REMEMBER THE ADVERTISING slogan, “Beanz Meanz Heinz” ? A corruption of the English language maybe, but a classic nevertheless. In Paris though Beanz Meanz … something quite different.
Tins of Heinz baked beans stacked on shelves – and where would you expect to find them – in a supermarket? No, these beans are to be found where you would least expect them … in a bookshop in Paris!
Established in 1903 and claiming to be the largest English bookshop in Paris, W H Smith, The English Bookshop as they style themselves, is to be found at the corner of the rue Rivoli and the rue Cambon.
The ground floor of the bookshop is much as you would expect – a wide range of books, novels ranked by author from A to Z, new releases, a travel section, a crime section as well as a wide range of magazines and English newspapers.

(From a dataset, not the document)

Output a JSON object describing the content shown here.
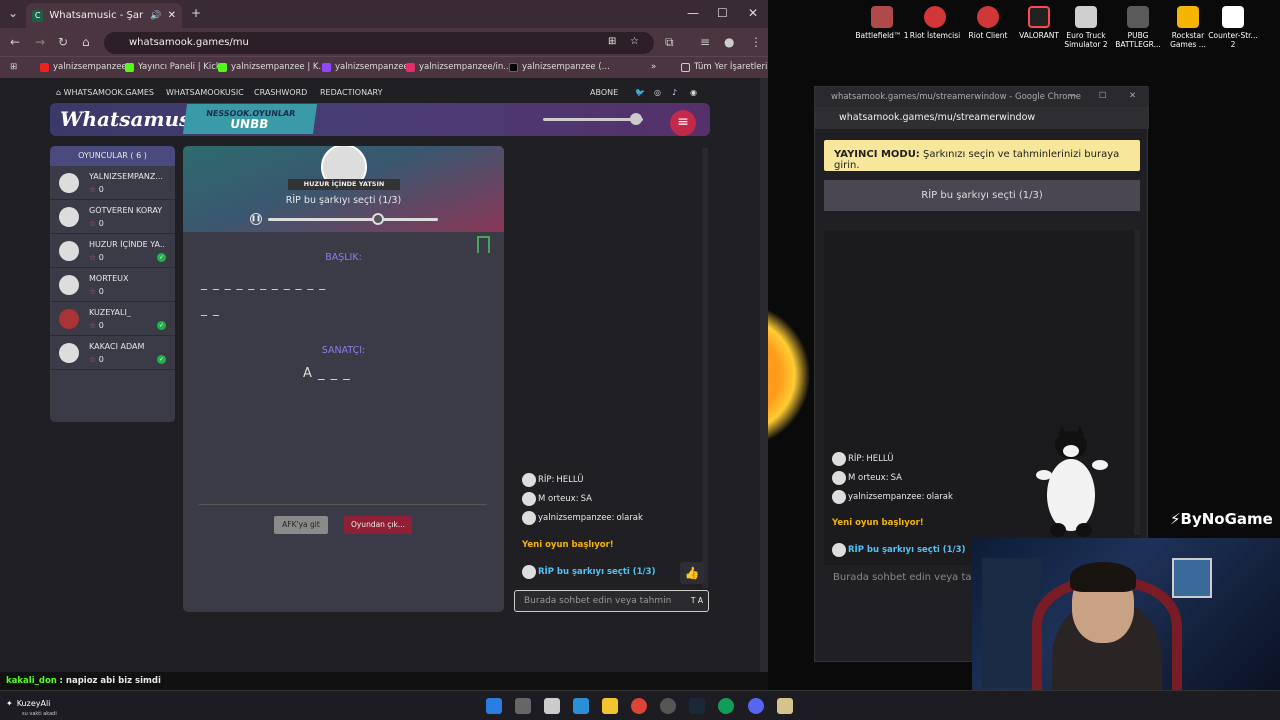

Climbing the wooden staircase to the first floor though brings a surprise.
The sounds inside WH Smith:
As well as selling English language books, WH Smith is capitalising on the rising demand in France for things British and particularly British food.
Fueled by expats who want food that reminds them of home and by the increasing popularity of Le Snacking, the Anglo-Saxon style snacks, fast food and sandwiches that are encroaching on the traditional French long sit-down lunches, sales of British food are booming.
On the first floor of WH Smith, bookshelves have given way to a cornucopia of British specialities – OXO cubes, Walker’s shortbread, Twining’s tea, Cadbury’s cream eggs, McVities chocolate digestives, Lyle’s Golden Syrup, Mr Kipling cakes and the ever mysterious but highly popular, Marmite – to name but a few.
They still sell books on the first floor but the space occupied by food has increased at the expense of the space occupied by books.
If the appetite for British food in Paris continues I wonder if The English Bookshop that also sells food will one day become The English Food Shop that also sells books?
Although, at first sight, it does seem a little odd to sell food alongside books, there is no doubt that it is a success and, as an English expat, I admit to more than a whiff of nostalgia as I look at the shelves.
The real question though is, when will we see the arrival in Paris of that peculiarly English curiosity fish ‘n chips? I suspect that even WH Smith will not rise to that particular challenge!